The design for technology integration began with the concept of online lectures to replace traditional face to face lectures. This decision was based on the fact of increasing student use of the Internet, especially for streaming video and audio content. Each learning module in the course included Web-based streaming lectures using Adobe Captivate.® Essentially, this software took Powerpoint slides and synchronized them with produced audio lectures using an Apple iPod® as a recording device and outputted them as Adobe Flash Movie files Click here for sample. Must have Adobe Flash player plug-in). The decision to use online streaming lectures was simple: if students viewed lectures online outside of class, more time would be availble during our limited face-to-face classes to discuss historical concepts, themes and ideas raised during the lectures.

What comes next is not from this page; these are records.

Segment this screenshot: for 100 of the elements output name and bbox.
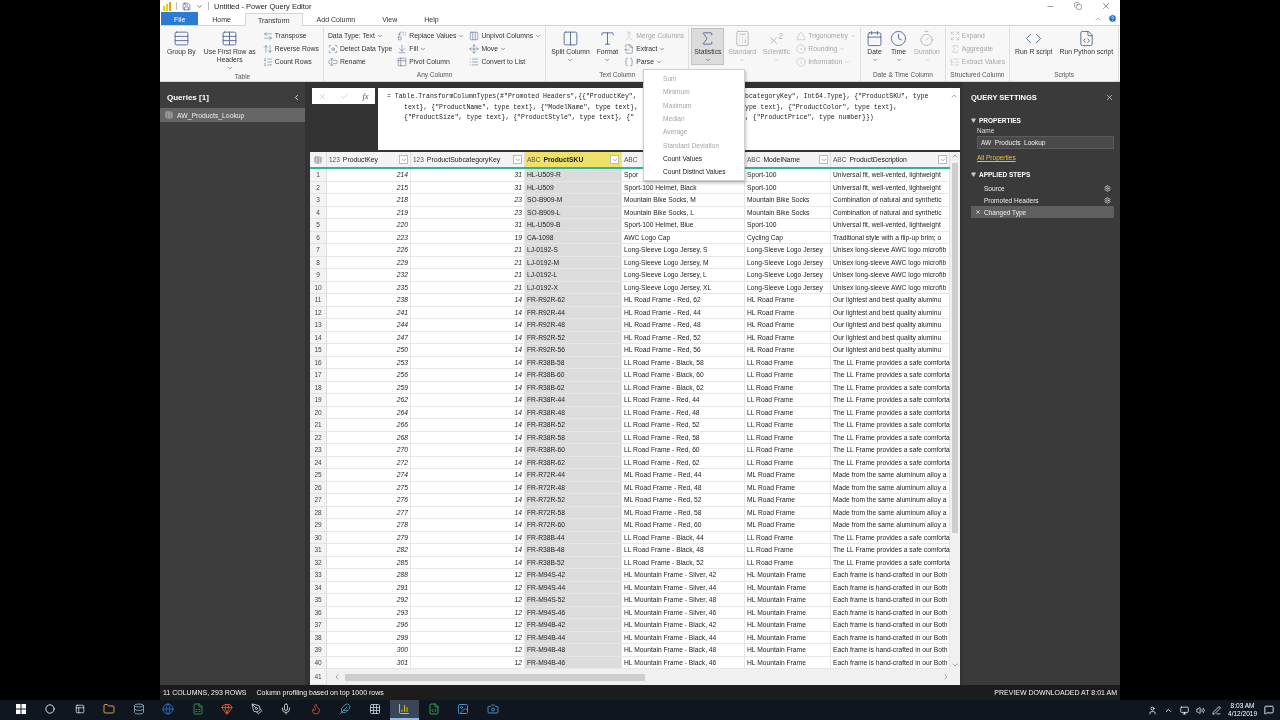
- save-icon[interactable]: [182, 1, 191, 11]
- notifications-icon[interactable]: [1264, 705, 1274, 715]
- numbered-list-icon: [262, 56, 273, 67]
- triangle-icon: [796, 30, 807, 41]
- caret-icon: [871, 56, 878, 63]
- gem-icon: [221, 703, 234, 715]
- delete-step-icon[interactable]: [975, 209, 981, 215]
- caret-icon: [923, 56, 930, 63]
- collapse-icon[interactable]: [292, 93, 301, 102]
- microphone-icon: [280, 703, 293, 715]
- table-icon: [165, 111, 173, 119]
- calculator-icon: [733, 30, 751, 47]
- scroll-left-icon[interactable]: [333, 673, 341, 681]
- caret-icon: [739, 56, 746, 63]
- feather-icon: [339, 703, 352, 715]
- file-icon: [624, 43, 635, 54]
- pane-title: Queries [1]: [167, 93, 209, 102]
- code-file-icon: [1077, 30, 1095, 47]
- filter-button[interactable]: [819, 155, 828, 164]
- swap-arrows-icon: [262, 30, 273, 41]
- scroll-down-icon[interactable]: [951, 661, 959, 669]
- bar-chart-icon: [398, 703, 411, 715]
- table-icon: [314, 155, 322, 164]
- settings-icon[interactable]: [1104, 184, 1111, 192]
- caret-icon: [704, 56, 711, 63]
- camera-icon: [486, 703, 499, 715]
- filter-button[interactable]: [938, 155, 947, 164]
- flame-icon: [309, 703, 322, 715]
- globe-icon: [162, 703, 175, 715]
- braces-icon: [624, 56, 635, 67]
- text-cursor-icon: [327, 56, 338, 67]
- code-file-icon: [427, 703, 440, 715]
- caret-icon: [604, 56, 611, 63]
- expanded-triangle-icon[interactable]: [971, 118, 976, 123]
- grid-icon: [368, 703, 381, 715]
- calendar-icon: [866, 30, 884, 47]
- expand-icon: [949, 30, 960, 41]
- task-view-icon[interactable]: [74, 704, 85, 714]
- taskbar-app[interactable]: [389, 700, 419, 720]
- image-icon: [457, 703, 470, 715]
- up-down-arrows-icon: [262, 43, 273, 54]
- folder-icon: [103, 703, 116, 715]
- caret-icon: [376, 32, 383, 39]
- scroll-up-icon[interactable]: [951, 152, 959, 160]
- volume-icon[interactable]: [1196, 705, 1206, 715]
- scrollbar-thumb[interactable]: [952, 163, 958, 533]
- caret-icon: [895, 56, 902, 63]
- fx-label[interactable]: fx: [362, 91, 369, 101]
- caret-icon: [611, 156, 618, 163]
- caret-icon: [820, 156, 827, 163]
- caret-icon: [226, 64, 233, 71]
- app-logo-icon: [163, 1, 171, 11]
- close-icon[interactable]: [1105, 93, 1114, 102]
- windows-start-icon[interactable]: [15, 704, 26, 714]
- people-icon[interactable]: [1148, 705, 1158, 715]
- scrollbar-thumb[interactable]: [345, 673, 645, 681]
- collapse-formula-icon[interactable]: [950, 92, 958, 100]
- expanded-triangle-icon[interactable]: [971, 172, 976, 177]
- text-format-icon: [599, 30, 616, 47]
- replace-icon: [397, 30, 408, 41]
- pen-icon: [250, 703, 263, 715]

In addition, more time would be available to engage teaching and learning objectives through discussion, in-class e-activities and student presentations. In short, Internet-based technology would improve the time effeciencies of the course and allow more time for valuable face-to-face instructor-student interaction.

A second aspect of the design for technology integration was the use of e-activities using laptops in the classroom. (See section on "Content Learning Modules" for specific e-activities associated with the course. ) Activities were designed to meet specific student learning goals and objectives while simulataneously increasing student "IT fluency" by using laptops to increase student concepts, skills and capabilities in the IT. These e-activities included using pre-screened Web sites to reseach class structure of 19th c. societies, using primary documents availabe in archives on the Web (war letters) to explore the social dimensions of WWI, a video gaming simulation to experience decision-making and diplomacy in the years leading up to WWII, and finally, using primary and secondary sources available in the Web to research a debate on the U.S. decision to drop an atomic bomb on Japan in 1945. These activities were conducted in class with the students and instructor using laptops and wireless access to the Internet.

Finally, all assessments, including quizzes, exams, essay submission and survey were conducted online. Again, the thinking behind this decision was based on effecient time management and maximizing the face-to-face interaction between the instructor and the students.